2 thoughts on “How to Make Money on Upwork – A Guide to Freelancing in 2023!

  1. I really enjoyed reading this article. It’s very explicit and the values here are worth practicing. A friend sent me this link. I have been on Upwork for a while and the challenge has been having to land that first job. I had to delete my Upwork account after much frustration. But reading your article and seeing that it is a niche that I have skills in, I am considering opening up Upwork again and giving it another shot. The challenge though is, I don’t have as much experience or a portfolio as huge and somewhat intimidating as yours so I want to ask if you have a few pointers in this area. I’ll appreciate your response.
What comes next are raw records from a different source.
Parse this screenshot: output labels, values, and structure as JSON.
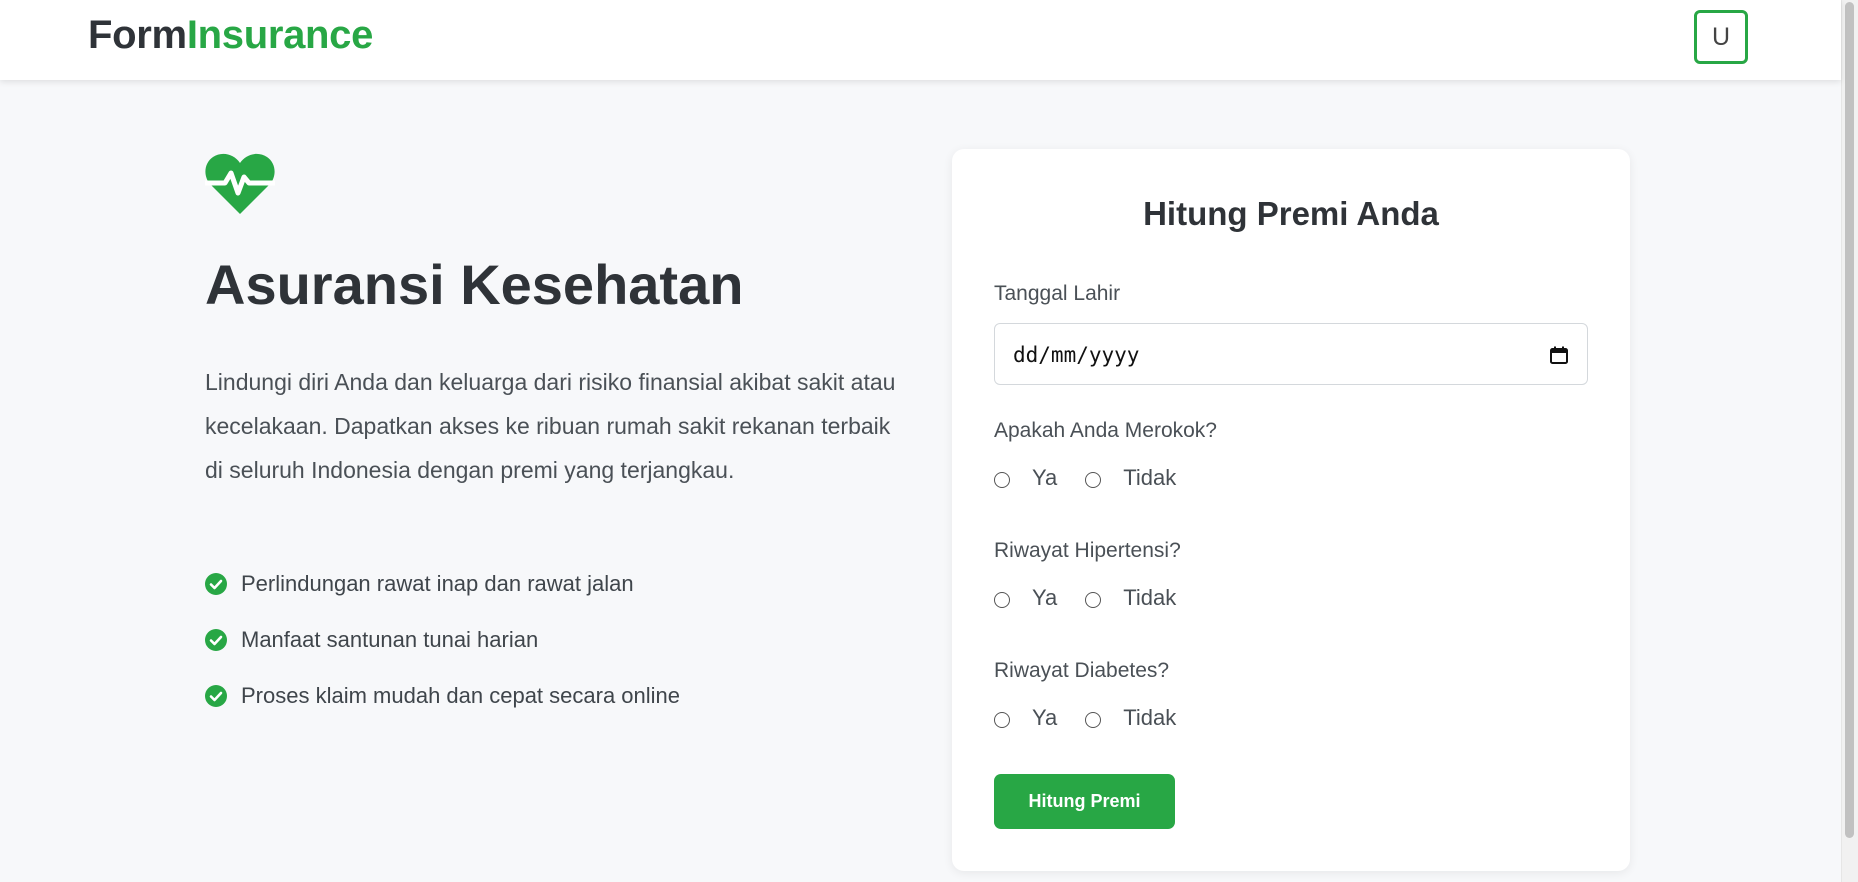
{
  "brand": {
    "part1": "Form",
    "part2": "Insurance",
    "accent_color": "#28a745"
  },
  "user_menu": {
    "initial": "U"
  },
  "hero": {
    "icon": "heart-pulse-icon",
    "title": "Asuransi Kesehatan",
    "description": "Lindungi diri Anda dan keluarga dari risiko finansial akibat sakit atau kecelakaan. Dapatkan akses ke ribuan rumah sakit rekanan terbaik di seluruh Indonesia dengan premi yang terjangkau.",
    "features": [
      {
        "icon": "check-circle-icon",
        "label": "Perlindungan rawat inap dan rawat jalan"
      },
      {
        "icon": "check-circle-icon",
        "label": "Manfaat santunan tunai harian"
      },
      {
        "icon": "check-circle-icon",
        "label": "Proses klaim mudah dan cepat secara online"
      }
    ]
  },
  "form": {
    "title": "Hitung Premi Anda",
    "birthdate": {
      "label": "Tanggal Lahir",
      "placeholder": "dd/mm/yyyy",
      "icon": "calendar-icon"
    },
    "questions": [
      {
        "label": "Apakah Anda Merokok?",
        "options": [
          "Ya",
          "Tidak"
        ]
      },
      {
        "label": "Riwayat Hipertensi?",
        "options": [
          "Ya",
          "Tidak"
        ]
      },
      {
        "label": "Riwayat Diabetes?",
        "options": [
          "Ya",
          "Tidak"
        ]
      }
    ],
    "submit_label": "Hitung Premi"
  }
}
    1. Getting the first job can be tough, and Upwork is not for everybody. But I think if you closely follow the tips in my article, it may help. I learned these the hard way, by trying and experimenting. I did not have much experience in writing when I got my first Upwork gig. Now I do have a kind of large portfolio, but I did not in the beginning. It is something I have worked on over the years, freelancing a little every day (well, Mon – Fri). One trick, which I did not do myself, but I have seen others do it, is if a friend has an Upwork profile and they hire you for your first job. Then, after you do that job, they can leave a feedback. Feedbacks help you get more clients. That way you can start the ball rolling. Then you must focus on getting a job success score. Once you have that score, it’ll help you get more jobs. Then you must keep up a great job score, by giving awesome customer service and doing strong work. As you get more feedbacks, and earn more money and log more hours, pretty soon you grow your reputation. And once you have that, it gets easier. So, starting is hard. Most people struggle and give up. I kept trying and it worked out, eventually.